A cosa serve il sindacato
E’ il vecchio capitalismo e infatti dove riescono a unirsi e essere anche conflittuali conflitto anche i lavoratori portano a casa un po’ del surplus che producono. Il sindacato è lì per quello in teoria, migliorare le condizioni, dai tempi, ai modi, al rispetto delle regole, alla redistribuzione. Sono molti i casi che abbiamo seguito in questi mesi, non solo nella bergamasca, di proteste e scioperi perché le aziende si rimangiano i premi di produzione promessi o non redistribuiscono dopo anni record del post Covid. Questo è sindacato. Non se ne vede tanto a dire la verità. Ma siccome lo stipendio il sindacalista non lo prende né dal padrone, né dallo stato, ma dai suoi iscritti, a loro devono portare dei vantaggi. Difficile in questo clima di sconfitta per il lavoro anche per la Fiom.
Andrea Agazzi completa la frase così: “.. che il salario piove dal cielo” e lo fa talmente piano che nella registrazione non si sente. Perché questa cosa fa arrabbiare il sindacalista. Il salario non piove dal cielo, non te lo dà nemmeno il padrone o meglio te lo dà perché te lo sudi e te lo guadagni, e non da solo. E qui sta il punto più politico e più dimenticato della questione (anche di quella sul salario minimo combattuto con grande forza dalla destra) che in fondo è semplice: il salario non deve essere più vissuto come un diritto ma come una elargizione, siamo tornati lì. Alla gerarchia sociale con diritti differenziati.
D’altronde se il lavoro non è un contratto tra due parti ma un giudizio sul tuo merito, se il contratto non è collettivo e fissato uguale per tutti e tutte, ma è concesso individualmente, alla fine siamo tornati che il salario te lo dà davvero il padrone.
Cambiare orizzonte
Vent’anni fa l’allora vicepresidente del Consiglio Gianfranco Fini, in un comizio a Verona che sanciva il tentativo (che pagherà caro) di tracciare la propria leadership rispetto a Silvio Berlusconi, cavalcava la voglia di ogni lavoratore di diventare imprenditore di se stesso, ergendo a valore un concetto di libertà individuale e identificando un popolo quello dei piccoli imprenditori, degli artigiani, delle partita Iva da contrapporre alla massa e alla classe perché il desiderio individuale di emergere era più forte. Ovviamente era un discorso e un programma politico di destra.

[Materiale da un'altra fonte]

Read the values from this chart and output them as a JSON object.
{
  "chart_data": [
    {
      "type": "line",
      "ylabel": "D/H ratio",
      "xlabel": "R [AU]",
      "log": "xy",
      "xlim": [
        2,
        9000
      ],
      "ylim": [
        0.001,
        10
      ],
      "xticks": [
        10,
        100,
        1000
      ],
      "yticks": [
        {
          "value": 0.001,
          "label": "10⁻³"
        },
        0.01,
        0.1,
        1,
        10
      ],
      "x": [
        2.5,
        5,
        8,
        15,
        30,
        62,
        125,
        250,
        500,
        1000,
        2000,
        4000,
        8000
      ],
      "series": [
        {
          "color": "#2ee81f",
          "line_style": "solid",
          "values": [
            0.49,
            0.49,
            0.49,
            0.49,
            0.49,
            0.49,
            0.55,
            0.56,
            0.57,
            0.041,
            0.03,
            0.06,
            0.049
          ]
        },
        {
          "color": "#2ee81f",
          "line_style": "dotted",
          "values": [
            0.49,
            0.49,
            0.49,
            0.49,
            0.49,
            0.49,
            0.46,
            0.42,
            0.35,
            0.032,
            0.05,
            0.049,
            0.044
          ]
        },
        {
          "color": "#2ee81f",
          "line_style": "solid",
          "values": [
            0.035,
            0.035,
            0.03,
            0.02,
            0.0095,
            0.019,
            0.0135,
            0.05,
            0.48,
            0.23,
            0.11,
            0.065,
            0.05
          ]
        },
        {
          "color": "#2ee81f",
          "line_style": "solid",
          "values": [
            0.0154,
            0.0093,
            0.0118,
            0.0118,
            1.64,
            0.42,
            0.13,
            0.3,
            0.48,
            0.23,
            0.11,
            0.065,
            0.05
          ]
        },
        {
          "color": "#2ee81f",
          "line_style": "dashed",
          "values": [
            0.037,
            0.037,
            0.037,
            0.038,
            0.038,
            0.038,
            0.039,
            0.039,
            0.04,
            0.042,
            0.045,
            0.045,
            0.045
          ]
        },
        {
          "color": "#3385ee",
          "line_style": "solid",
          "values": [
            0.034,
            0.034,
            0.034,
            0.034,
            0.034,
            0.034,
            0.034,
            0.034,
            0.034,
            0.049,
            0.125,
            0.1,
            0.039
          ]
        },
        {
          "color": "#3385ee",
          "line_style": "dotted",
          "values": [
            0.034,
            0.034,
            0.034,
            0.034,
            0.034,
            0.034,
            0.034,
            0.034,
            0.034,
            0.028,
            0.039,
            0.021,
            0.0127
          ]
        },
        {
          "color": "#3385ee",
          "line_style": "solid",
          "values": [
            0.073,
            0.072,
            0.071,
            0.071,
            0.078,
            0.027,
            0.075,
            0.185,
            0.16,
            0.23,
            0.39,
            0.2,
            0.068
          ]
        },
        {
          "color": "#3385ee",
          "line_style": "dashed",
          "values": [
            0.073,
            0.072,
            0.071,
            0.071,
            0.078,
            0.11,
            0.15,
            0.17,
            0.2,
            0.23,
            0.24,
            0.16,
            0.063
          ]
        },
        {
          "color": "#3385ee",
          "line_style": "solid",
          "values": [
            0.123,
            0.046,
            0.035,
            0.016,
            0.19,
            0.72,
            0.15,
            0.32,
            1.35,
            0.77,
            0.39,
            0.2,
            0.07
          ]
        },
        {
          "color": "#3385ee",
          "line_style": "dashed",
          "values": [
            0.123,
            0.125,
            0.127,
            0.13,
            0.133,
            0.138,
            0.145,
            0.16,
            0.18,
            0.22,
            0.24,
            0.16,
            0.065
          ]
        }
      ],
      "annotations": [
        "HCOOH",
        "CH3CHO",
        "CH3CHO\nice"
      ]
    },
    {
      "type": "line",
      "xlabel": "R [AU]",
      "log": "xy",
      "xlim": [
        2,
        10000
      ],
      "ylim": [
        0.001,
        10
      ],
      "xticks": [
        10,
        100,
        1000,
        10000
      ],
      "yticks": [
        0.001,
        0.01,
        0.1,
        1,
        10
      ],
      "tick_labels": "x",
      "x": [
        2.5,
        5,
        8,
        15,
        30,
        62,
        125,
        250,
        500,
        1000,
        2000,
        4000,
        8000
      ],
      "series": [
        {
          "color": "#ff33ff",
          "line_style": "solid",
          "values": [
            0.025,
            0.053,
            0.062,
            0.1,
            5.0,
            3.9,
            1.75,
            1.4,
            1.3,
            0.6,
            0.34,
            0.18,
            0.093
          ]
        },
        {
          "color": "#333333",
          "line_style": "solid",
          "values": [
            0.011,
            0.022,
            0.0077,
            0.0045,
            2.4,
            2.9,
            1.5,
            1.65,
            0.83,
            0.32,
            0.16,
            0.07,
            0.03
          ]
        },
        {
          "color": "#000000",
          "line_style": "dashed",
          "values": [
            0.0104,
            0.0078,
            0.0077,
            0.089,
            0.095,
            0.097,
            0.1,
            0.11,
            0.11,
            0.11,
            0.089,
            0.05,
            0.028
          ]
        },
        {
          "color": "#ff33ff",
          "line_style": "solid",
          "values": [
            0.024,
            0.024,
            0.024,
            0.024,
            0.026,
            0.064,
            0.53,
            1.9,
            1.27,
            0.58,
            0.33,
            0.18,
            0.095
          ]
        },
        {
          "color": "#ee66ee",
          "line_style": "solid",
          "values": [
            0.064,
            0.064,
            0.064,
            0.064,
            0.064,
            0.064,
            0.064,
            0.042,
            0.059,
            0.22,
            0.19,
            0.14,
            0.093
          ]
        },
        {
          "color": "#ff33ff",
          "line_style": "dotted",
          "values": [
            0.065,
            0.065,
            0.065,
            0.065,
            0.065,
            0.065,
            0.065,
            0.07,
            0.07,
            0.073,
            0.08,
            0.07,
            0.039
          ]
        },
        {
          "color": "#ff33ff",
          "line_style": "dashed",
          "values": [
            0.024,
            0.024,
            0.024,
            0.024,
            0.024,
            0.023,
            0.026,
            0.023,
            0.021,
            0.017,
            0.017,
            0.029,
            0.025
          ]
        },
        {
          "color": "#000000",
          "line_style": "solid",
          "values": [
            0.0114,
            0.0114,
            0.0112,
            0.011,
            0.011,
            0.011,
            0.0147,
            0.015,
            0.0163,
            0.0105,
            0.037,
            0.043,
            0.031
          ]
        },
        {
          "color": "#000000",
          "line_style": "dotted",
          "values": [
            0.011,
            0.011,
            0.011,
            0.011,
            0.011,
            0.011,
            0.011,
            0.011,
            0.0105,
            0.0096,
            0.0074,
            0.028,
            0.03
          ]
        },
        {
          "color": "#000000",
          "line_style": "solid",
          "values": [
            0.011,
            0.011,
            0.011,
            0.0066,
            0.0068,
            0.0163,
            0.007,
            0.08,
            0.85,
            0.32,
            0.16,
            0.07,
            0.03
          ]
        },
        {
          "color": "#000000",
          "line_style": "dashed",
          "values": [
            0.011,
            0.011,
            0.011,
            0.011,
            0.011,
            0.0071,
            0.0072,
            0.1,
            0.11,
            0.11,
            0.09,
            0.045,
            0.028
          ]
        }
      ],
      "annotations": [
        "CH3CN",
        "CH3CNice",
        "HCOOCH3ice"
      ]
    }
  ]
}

A cui si sono accodati purtroppo in tanti anche nel mondo sindacale.
Lo svuotamento della forza della classe, dell’organizzazione ma potremmo dire della sua stessa esistenza (senza arrivare alla coscienza), è stata smontata nella narrazione e nei fatti con la precarizzazione e una legislazione tutta a favore dell’impresa, con i contratti pirata e (spiace dirlo) trent’anni di politica dei redditi che non sono riusciti a rinnovare in tempo e bene i contratti nazionali e hanno portato almeno l’annichilimento del lavoro. E all’orizzonte non si vede nulla di nuovo.